Jim Brown jim at audiosystemsgroup.com
Wed Aug 24 07:05:14 PDT 2011


On 8/24/2011 3:59 AM, Pete Smith wrote:
> Do you have the capability to measure their response?  If they claim 
> they are essentially flat down to 5 MHz, and they don't fall off a 
> cliff below that, they might be a useful alternative to homebrewing, 
> or certainly to the $30 Mini-Circuits splitter.

I have some measurement capability, but with many other things on my 
plate, hesitate to repeat work that a very capable guy like Jack has 
already done.  Although I haven't seen his data, I would certainly trust 
it, and would expect it to show degraded response and/or isolation 
outside the design range of the product involved, and for lower quality 
el-cheapo consumer products.  One of the key advantages of the 
Mini-Circuits splitters is that they typically offer 20-30dB of 
isolation between outputs within their design range.

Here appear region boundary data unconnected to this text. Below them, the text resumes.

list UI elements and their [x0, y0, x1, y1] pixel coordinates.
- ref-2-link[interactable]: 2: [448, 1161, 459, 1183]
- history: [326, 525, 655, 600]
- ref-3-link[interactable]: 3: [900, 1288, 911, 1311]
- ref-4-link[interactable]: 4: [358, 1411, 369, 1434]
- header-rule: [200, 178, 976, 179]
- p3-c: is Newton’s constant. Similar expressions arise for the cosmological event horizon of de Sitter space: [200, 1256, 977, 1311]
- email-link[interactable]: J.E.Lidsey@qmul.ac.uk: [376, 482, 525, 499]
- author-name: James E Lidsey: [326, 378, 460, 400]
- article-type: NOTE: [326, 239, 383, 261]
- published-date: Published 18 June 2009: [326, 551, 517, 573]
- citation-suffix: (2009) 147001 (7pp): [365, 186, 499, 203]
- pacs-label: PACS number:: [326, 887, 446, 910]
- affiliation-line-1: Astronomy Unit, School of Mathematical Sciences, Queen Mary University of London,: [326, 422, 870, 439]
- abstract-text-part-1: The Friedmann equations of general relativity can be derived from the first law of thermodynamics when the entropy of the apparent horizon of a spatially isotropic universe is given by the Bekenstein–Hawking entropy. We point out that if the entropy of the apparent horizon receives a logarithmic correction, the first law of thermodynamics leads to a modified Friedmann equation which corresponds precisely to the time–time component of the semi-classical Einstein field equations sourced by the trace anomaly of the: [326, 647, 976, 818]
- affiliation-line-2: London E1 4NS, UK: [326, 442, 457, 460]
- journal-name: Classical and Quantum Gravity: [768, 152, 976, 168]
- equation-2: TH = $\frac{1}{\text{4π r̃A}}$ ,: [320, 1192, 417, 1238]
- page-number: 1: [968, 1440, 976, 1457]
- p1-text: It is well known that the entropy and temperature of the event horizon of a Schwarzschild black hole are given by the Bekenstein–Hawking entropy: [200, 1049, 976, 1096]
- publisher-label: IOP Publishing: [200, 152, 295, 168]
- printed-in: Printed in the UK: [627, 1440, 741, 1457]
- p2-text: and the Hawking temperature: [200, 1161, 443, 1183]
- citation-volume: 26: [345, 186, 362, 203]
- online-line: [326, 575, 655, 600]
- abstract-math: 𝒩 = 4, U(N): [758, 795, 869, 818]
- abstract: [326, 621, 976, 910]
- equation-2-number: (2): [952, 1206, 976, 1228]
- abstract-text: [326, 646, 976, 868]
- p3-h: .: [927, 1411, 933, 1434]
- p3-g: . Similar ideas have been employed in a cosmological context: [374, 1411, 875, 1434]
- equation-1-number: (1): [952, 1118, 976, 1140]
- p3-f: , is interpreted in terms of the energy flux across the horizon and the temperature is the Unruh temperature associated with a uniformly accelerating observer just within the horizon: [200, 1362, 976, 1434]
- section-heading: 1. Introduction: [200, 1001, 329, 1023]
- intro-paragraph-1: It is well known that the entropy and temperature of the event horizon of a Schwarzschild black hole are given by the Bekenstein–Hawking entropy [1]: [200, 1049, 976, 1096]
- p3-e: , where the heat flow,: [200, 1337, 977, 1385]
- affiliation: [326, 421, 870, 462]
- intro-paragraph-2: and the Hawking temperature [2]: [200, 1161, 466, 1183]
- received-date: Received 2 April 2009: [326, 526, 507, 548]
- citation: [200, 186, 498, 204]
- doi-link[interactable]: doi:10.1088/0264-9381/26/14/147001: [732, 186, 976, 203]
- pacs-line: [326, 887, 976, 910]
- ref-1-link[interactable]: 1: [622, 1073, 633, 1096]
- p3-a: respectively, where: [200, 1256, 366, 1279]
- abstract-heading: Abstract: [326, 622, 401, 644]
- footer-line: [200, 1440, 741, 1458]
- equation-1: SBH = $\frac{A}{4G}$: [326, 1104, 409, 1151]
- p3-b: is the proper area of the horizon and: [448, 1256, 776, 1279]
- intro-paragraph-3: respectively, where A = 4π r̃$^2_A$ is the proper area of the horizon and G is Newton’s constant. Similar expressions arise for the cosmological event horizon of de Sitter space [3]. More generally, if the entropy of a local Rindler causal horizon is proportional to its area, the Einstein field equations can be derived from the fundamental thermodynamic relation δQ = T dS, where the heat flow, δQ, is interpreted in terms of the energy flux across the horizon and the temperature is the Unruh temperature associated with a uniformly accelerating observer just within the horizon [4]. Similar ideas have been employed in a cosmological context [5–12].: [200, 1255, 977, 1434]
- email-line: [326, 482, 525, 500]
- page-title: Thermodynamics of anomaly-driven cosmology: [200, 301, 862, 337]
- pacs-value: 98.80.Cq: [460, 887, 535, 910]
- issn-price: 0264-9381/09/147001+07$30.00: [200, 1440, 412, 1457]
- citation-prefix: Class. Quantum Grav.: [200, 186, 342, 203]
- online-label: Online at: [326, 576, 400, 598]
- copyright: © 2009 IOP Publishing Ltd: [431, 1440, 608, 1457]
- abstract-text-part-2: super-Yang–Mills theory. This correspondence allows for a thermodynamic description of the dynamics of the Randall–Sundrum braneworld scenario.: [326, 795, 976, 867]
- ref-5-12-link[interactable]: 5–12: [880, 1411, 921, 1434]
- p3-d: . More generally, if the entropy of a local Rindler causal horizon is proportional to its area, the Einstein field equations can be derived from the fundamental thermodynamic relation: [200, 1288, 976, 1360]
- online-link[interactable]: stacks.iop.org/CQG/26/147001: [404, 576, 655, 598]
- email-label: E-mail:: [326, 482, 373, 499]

No, I would not expect response to fall off a cliff at the lower 
frequency limit in a Mini-Circuit spec, but rather for performance to 
gradually decline at lower frequency.  There are a few Mini-Circuits 
splitters, that for example, should still work on 160M, albeit with 
reduced isolation and/or degraded response. I have a 1x4 that I'm using 
to split my Beverages to two main K3 RX and one Sub RX, and a 1x2 that 
I'm using to split a 6M preamp to main RX and Sub RX. While I could 
split the preamp with a Tee, the splitter provides a lot of isolation, 
which has nearly eliminated the strong birdies I used to hear with both 
RX running when I used a Tee to split the preamp. I found all of my 
splitters at hamfests for a few bucks.